“Nós até estamos confortáveis com aquilo que não é bom”
Livia Tirone fala da sua empresa, a Tirone Nunes, da sua experiência em várias grupos de trabalho europeus e dos seus projectos, como o Parque Oriente, um quarteirão sustentável que “vai marcar a construção mediterrânica”. Tudo isto tendo como cenário a própria Torre Verde, no Parque das Nações, que a Tirone Nunes projectou.

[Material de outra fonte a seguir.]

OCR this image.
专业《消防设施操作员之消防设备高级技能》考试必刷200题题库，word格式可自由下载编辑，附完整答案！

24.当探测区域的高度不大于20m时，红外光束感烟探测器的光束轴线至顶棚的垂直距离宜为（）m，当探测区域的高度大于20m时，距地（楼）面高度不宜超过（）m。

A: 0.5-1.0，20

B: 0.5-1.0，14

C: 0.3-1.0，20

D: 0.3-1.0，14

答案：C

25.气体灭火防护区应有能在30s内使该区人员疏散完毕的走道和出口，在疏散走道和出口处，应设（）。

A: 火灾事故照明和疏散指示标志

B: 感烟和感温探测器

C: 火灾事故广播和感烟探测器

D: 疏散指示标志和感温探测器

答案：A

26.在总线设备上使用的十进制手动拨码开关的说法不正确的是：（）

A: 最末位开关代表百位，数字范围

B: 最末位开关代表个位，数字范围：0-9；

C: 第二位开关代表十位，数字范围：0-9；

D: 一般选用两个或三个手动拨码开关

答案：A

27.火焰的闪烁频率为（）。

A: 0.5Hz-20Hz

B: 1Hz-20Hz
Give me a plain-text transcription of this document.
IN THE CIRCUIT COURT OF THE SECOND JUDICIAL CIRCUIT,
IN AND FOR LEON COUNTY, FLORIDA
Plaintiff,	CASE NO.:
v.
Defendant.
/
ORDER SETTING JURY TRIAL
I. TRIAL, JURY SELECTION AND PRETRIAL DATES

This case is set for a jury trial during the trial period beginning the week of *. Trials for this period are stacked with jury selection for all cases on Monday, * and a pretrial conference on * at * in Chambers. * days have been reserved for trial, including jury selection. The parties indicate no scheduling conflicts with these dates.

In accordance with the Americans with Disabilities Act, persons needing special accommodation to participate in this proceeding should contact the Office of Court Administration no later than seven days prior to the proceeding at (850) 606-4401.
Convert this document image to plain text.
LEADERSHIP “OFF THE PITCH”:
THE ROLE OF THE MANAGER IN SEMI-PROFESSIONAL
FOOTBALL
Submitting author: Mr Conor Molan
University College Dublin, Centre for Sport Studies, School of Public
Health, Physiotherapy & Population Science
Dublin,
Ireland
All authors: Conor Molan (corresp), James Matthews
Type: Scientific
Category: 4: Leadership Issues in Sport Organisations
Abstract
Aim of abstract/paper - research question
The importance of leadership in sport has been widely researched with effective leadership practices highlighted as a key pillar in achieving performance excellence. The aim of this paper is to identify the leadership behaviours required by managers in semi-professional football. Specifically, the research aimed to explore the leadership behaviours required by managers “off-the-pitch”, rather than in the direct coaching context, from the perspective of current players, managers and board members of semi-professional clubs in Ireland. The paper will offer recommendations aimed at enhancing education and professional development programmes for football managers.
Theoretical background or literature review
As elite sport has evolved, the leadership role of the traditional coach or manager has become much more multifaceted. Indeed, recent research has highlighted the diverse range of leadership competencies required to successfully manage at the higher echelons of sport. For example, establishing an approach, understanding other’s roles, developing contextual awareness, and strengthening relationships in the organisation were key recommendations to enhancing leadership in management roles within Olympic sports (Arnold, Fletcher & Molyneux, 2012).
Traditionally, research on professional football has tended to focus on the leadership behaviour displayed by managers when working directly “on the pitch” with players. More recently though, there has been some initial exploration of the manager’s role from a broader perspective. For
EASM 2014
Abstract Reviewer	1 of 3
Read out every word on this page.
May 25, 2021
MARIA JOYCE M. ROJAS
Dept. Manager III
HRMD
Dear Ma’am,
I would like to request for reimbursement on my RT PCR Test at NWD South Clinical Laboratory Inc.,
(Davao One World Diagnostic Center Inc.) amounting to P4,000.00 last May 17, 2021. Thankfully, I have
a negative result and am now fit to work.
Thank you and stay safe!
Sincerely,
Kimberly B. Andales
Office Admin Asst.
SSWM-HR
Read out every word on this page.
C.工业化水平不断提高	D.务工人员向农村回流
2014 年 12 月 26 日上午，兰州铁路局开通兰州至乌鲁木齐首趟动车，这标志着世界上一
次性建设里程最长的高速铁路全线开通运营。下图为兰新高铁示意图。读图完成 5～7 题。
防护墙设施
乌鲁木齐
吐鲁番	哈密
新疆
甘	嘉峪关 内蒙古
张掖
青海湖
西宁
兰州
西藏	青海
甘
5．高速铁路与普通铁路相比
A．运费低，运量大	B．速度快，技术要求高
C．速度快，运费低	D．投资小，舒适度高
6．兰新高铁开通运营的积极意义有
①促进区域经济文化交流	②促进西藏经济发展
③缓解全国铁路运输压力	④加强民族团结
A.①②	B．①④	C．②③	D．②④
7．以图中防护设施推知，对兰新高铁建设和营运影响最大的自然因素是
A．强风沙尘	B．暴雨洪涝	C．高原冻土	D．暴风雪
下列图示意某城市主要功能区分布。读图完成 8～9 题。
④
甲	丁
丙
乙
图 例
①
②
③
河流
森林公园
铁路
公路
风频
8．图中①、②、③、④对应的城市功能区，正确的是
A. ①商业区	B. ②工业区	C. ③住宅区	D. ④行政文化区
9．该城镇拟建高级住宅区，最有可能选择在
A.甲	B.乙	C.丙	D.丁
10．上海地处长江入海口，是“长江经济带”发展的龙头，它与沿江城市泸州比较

Entrevista a Livia Tirone, arquitecta bioclimática Que mais-valias oferece o bioclimático ao consumidor? A principal mais-valia é o conforto, coisa que nós não temos. As nossas casas no clima mediterrâneo são piores que o clima. Quando está frio estão mais frias, quando está quente, estão mais quentes. Não é que não nunca tenhamos sabido construir bem, esquecemo-nos foi disso. Foram-se perdendo algumas técnicas e, neste momento, o impacto dos edifícios no Ambiente é de 40% da energia consumida a nível dos países da OCDE, não para os construir, mas para os manter.
E em Portugal, temos uma média de crescimento de quase 4% ao ano, nos consumos de energia dos edifícios… Em Portugal temos um crescimento bastante elevado porque cresceu a capacidade de compra de conforto, e a única forma que temos de o fazer é artificialmente, ligando ou desligando os aquecimentos ou o ar-condicionado. Também temos uma política terrível com uma mensagem errada: 5% de IVA sobre a nossa factura energética e 19% sobre o isolamento térmico, ou seja, uma mensagem que diz “consumam energia, não isolem”.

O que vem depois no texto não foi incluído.